Writing in Salon, Karl Giberson reflects on the new atheists and their elevation of science to the status of, well, religion:
The grand creation story at the heart of this new religion of science inspires reverence among those invested in its exploration. The world disclosed in this story rests on a foundation of reliable and remarkable natural laws. These laws -- gravity tethering our planet to the sun, fusion reactions producing sunlight, chemistry enabling our metabolism -- possess the capacity to bring forth matter, galaxies, stars, planets and even life, all within a framework of natural processes that we can understand. And as we decipher these processes, their marvelous character only enlarges. No matter how well we understand them, they still evoke awe and surprise. The modern scientific creation story is so much more than a mere alternative to the traditional biblical myth of Adam and Eve; it is a genuinely religious myth with an astonishing depth.....
The other pieces of the new religion also fall naturally into place. Our existence is a gigantic miracle, billions of years in the making, and way more interesting than any magical conversion of water into wine. The atoms in our bodies were forged in the furnaces of ancient stars that exploded, seeding our galaxy with rich chemistry. Our planet and its life-sustaining sun formed from this recycled stellar debris. "We are stardust, we are golden, we are billion-year-old carbon."
The scientific creation story, unlike the parochial accounts in our religious texts, belongs to all of humanity; it is the story of the Hindus, the Buddhists, the Jews, the Christians, the Confucians, the readers of PZ Myers' blog. We share this story with otters, giraffes, hummingbirds and the stars overhead. Atheist theologian Loyal Rue sees in the universality of the scientific story hope that a fragmented and suspicious humanity might find common ground on which to build a global village of trust and cooperation. "We are, at the moment, in many different places, with many histories and hopes," he writes in "Everybody's Story: Wising Up to the Epic of Evolution." "But we are now called together to one place, to a shared history and to a common vision of enduring promise. If there are saints enough among us, we shall survive."
Wow, sounds like a religion, doesn't it? The religion of the rationalist? But be careful, Giberson warns....
Could we be sure, for example, that this new scientific religion would not give rise to the extremism and aberrant behavior that plague conventional religions? Would concern for the diversity of life, for example, inspire vegetarians to blow up slaughterhouses, and run the local butcher through his or her own meat grinder? Would reverence for the cosmos reinvigorate astrology? Would appreciation for natural selection bring eugenics back out of the closet? In other words, if science dismantles the traditional religious content that people use to satisfy their impulses -- many of which are quite passionate -- will we really be better off?
I suppose if humans were truly capable of reasoned and rational behavior, the answer would be "no", but that's clearly not the case. Our tribal instincts to divide into "us" and "them" occurs regardless. And if you want passion, go to a science meeting where two investigators have divergent viewpoints on the structure of some molecule or other--veritable fireworks between them, and slash-and-burn savagery under the protection of anonymous peer review.
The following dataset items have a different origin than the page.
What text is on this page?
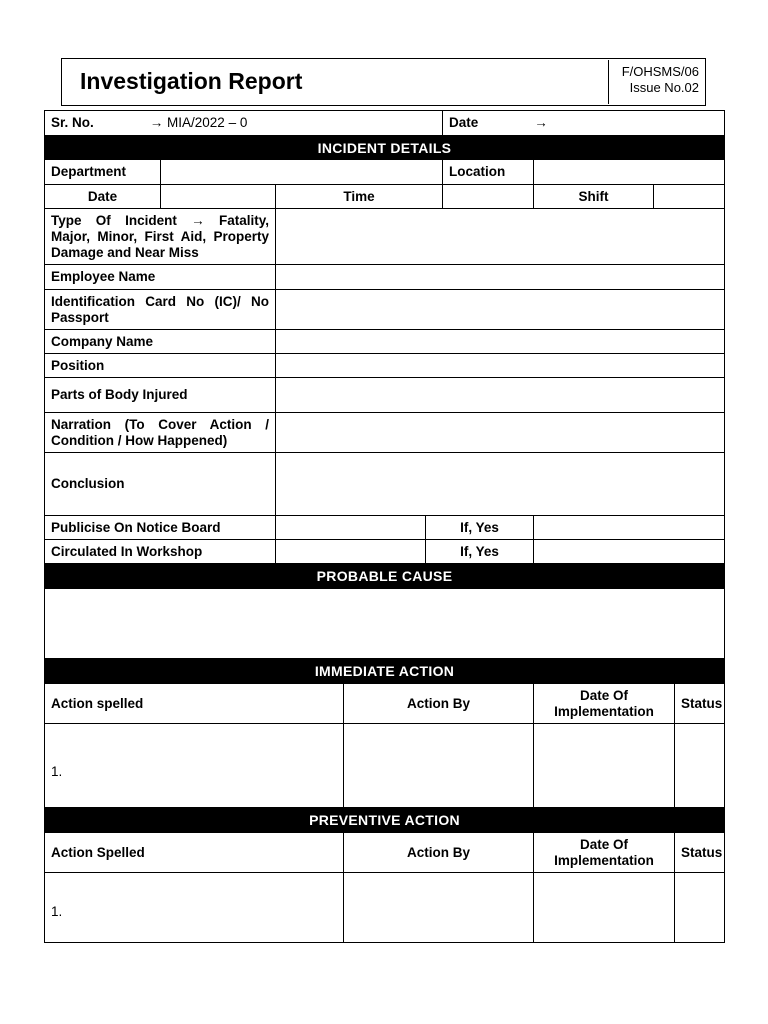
Investigation Report	F/OHSMS/06
Issue No.02
Sr. No. → MIA/2022 – 0					Date →			
INCIDENT DETAILS								
Department					Location			
Date		Time				Shift		
Type Of Incident → Fatality, Major, Minor, First Aid, Property Damage and Near Miss								
Employee Name								
Identification Card No (IC)/ No Passport								
Company Name								
Position								
Parts of Body Injured								
Narration (To Cover Action / Condition / How Happened)								
Conclusion								
Publicise On Notice Board				If, Yes				
Circulated In Workshop				If, Yes				
PROBABLE CAUSE								

IMMEDIATE ACTION								
Action spelled			Action By			Date Of Implementation		Status
1.								
PREVENTIVE ACTION								
Action Spelled			Action By			Date Of Implementation		Status
1.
Giberson further reflects,
I am worried that attempts to treat science as if it is a religion will only drive the big, abrasive wedge currently between science and religion even further into the chasm of misunderstanding. What we should hope, instead, is that science can become a more congenial guest in the house -- church, temple, mosque -- of religion and not be so determined to proselytize or even evict all of the current occupants. There is much in religion that need not trouble the scientist and much that the scientist can value. Scientists must learn to live with that.
I would add, so must the religious learn to live with the scientist. The mystery must be on both sides.
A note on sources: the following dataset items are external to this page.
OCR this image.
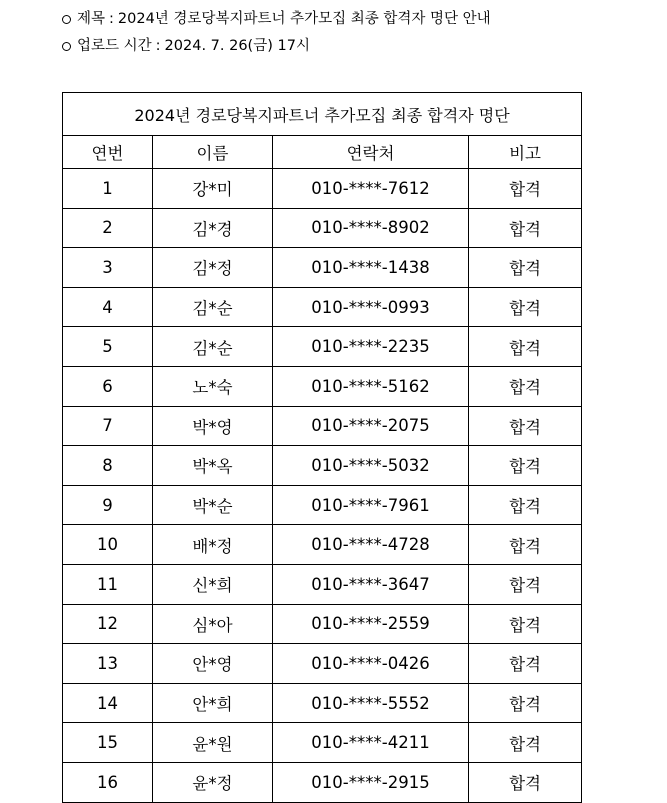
제목 : 2024년 경로당복지파트너 추가모집 최종 합격자 명단 안내
업로드 시간 : 2024. 7. 26(금) 17시
2024년 경로당복지파트너 추가모집 최종 합격자 명단			
연번	이름	연락처	비고
1	강*미	010-****-7612	합격
2	김*경	010-****-8902	합격
3	김*정	010-****-1438	합격
4	김*순	010-****-0993	합격
5	김*순	010-****-2235	합격
6	노*숙	010-****-5162	합격
7	박*영	010-****-2075	합격
8	박*옥	010-****-5032	합격
9	박*순	010-****-7961	합격
10	배*정	010-****-4728	합격
11	신*희	010-****-3647	합격
12	심*아	010-****-2559	합격
13	안*영	010-****-0426	합격
14	안*희	010-****-5552	합격
15	윤*원	010-****-4211	합격
16	윤*정	010-****-2915	합격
In order for many of us to truly feel at home in the universe so grandly described by science, that science needs to coexist as peacefully as possible with the creation stories of our religious traditions. I share with Myers, Dawkins and Weinberg the conviction that we are the product of cosmic and biological evolution, that Einstein and Darwin got it right. But I want to believe that, through the eyes of my faith, this is how God created the world and that God cares about that world. Does this belief, shared by so many of our species, make me dangerous?
Once again, I come up with the idea of ambiguity: no bright lines, but shades of gray receding into foggy uncertainty. I think that humans WANT something they don't understand and can strive towards. A man's reach should exceed his grasp, wrote Robert Browning, or what's a heaven for?
I am happy to admit that I don't think we will ever understand everything. I like endless possibilities. I don't feel the need to fulfill them with God; your mileage may vary. But truly, can't we all get along?